Market-wide circuit breakers can be triggered at three thresholds measured against the previous trading day’s closing price of the SPX.
Level 1 and Level 2 circuit breakers can be triggered between 9:30 a.m. and 3:25 p.m. ET, and in both cases, trading is halted for 15 minutes.
The default length for Level 1 and Level 2 triggers is 15 minutes, although the exchanges reserve the right to alter the length depending on how chaotic the situation is and how much time the exchanges believe it will take to restore “orderly” markets and proper price discovery between buyers and sellers. The Nasdaq, NYSE, and other exchanges have established procedures and various criteria for when and how trading can resume following a circuit breaker.

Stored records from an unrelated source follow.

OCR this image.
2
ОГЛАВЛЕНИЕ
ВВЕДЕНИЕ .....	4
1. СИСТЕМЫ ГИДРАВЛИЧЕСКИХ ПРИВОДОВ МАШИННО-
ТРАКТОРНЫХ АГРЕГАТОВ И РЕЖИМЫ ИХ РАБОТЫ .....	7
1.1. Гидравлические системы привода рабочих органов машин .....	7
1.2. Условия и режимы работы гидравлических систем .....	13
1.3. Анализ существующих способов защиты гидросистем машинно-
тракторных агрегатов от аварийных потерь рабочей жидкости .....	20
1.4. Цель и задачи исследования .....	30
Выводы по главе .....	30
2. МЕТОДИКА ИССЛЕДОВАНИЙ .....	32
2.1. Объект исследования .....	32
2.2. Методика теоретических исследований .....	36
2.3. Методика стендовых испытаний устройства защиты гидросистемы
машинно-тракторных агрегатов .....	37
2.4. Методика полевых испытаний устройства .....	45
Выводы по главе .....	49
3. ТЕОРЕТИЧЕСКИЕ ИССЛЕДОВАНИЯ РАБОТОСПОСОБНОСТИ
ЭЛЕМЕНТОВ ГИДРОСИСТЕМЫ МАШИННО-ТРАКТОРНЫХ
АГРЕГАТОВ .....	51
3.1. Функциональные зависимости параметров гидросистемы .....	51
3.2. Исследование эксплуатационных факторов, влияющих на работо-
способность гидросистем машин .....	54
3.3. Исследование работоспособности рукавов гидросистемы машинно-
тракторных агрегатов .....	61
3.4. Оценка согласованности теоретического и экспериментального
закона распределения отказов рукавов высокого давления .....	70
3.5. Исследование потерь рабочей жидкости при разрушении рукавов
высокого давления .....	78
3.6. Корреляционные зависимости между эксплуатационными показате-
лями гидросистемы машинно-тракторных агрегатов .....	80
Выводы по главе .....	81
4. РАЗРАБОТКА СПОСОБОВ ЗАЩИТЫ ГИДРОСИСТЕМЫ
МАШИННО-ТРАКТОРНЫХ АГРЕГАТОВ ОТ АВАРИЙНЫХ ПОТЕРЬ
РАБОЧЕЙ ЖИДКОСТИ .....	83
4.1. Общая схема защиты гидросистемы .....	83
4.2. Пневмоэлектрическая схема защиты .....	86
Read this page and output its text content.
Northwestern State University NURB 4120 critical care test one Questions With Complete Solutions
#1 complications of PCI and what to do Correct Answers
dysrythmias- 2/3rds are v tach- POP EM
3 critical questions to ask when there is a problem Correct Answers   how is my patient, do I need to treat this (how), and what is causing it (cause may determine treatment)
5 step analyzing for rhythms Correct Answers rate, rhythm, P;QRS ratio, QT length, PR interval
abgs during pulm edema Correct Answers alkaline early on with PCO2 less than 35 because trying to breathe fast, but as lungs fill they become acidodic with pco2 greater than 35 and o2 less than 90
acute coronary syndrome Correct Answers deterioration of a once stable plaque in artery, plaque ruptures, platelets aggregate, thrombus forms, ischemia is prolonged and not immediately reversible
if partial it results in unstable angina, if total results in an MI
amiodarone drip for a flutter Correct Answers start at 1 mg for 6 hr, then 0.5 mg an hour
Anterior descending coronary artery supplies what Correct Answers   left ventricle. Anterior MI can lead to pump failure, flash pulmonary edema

At the NYSE, for example, designated market makers (DMMs) are responsible for facilitating the reopening auctions in NYSE-listed securities. DMMs can facilitate auctions electronically, at a designated reopening time, or manually, and an NYSE-listed security will not reopen “until all better-priced orders (including market orders) … can be satisfied in the reopening auction,” according to the NYSE website.
Futures markets have what are called price limits—daily up-and-down fluctuation limits. If the offer price is at the lower daily limit, the futures are “limit down.” If the futures are bid at the upper limit, they’re “limit up.” Trades are allowed to occur at the limit prices, but not beyond them.
During regular trading hours (9:30 a.m. to 3:25 p.m. ET—same as above), CME Group’s index futures—including those based on the SPX, $DJI, and Nasdaq-100® Index (NDX)—have limits that correspond to Level 1 (7%), Level 2 (13%), and Level 3 (20%) above.
Outside of regular trading hours, futures are traded nearly around the clock Sunday afternoon through Friday afternoon, with a one-hour maintenance pause each evening.
You’re only human, but try to keep your wits, remain calm and composed, and don’t get swept into whipsawing markets. Coffey pointed out that if circuit breakers kick in, market volatility has likely increased, and investors might see bigger—and perhaps faster—moves in the market. To combat this, investors “may want to consider using a smaller trade size until the market stabilizes,” Coffey added.
It’s also particularly important for investors to have a very clear view of the time frames for their investments—whether those time frames are measured in days, weeks, months, or years, according to Coffey.
There’s not much anyone can do until trading resumes, so consider using the circuit breaker as an opportunity to assess your portfolio and think about your long-term strategy.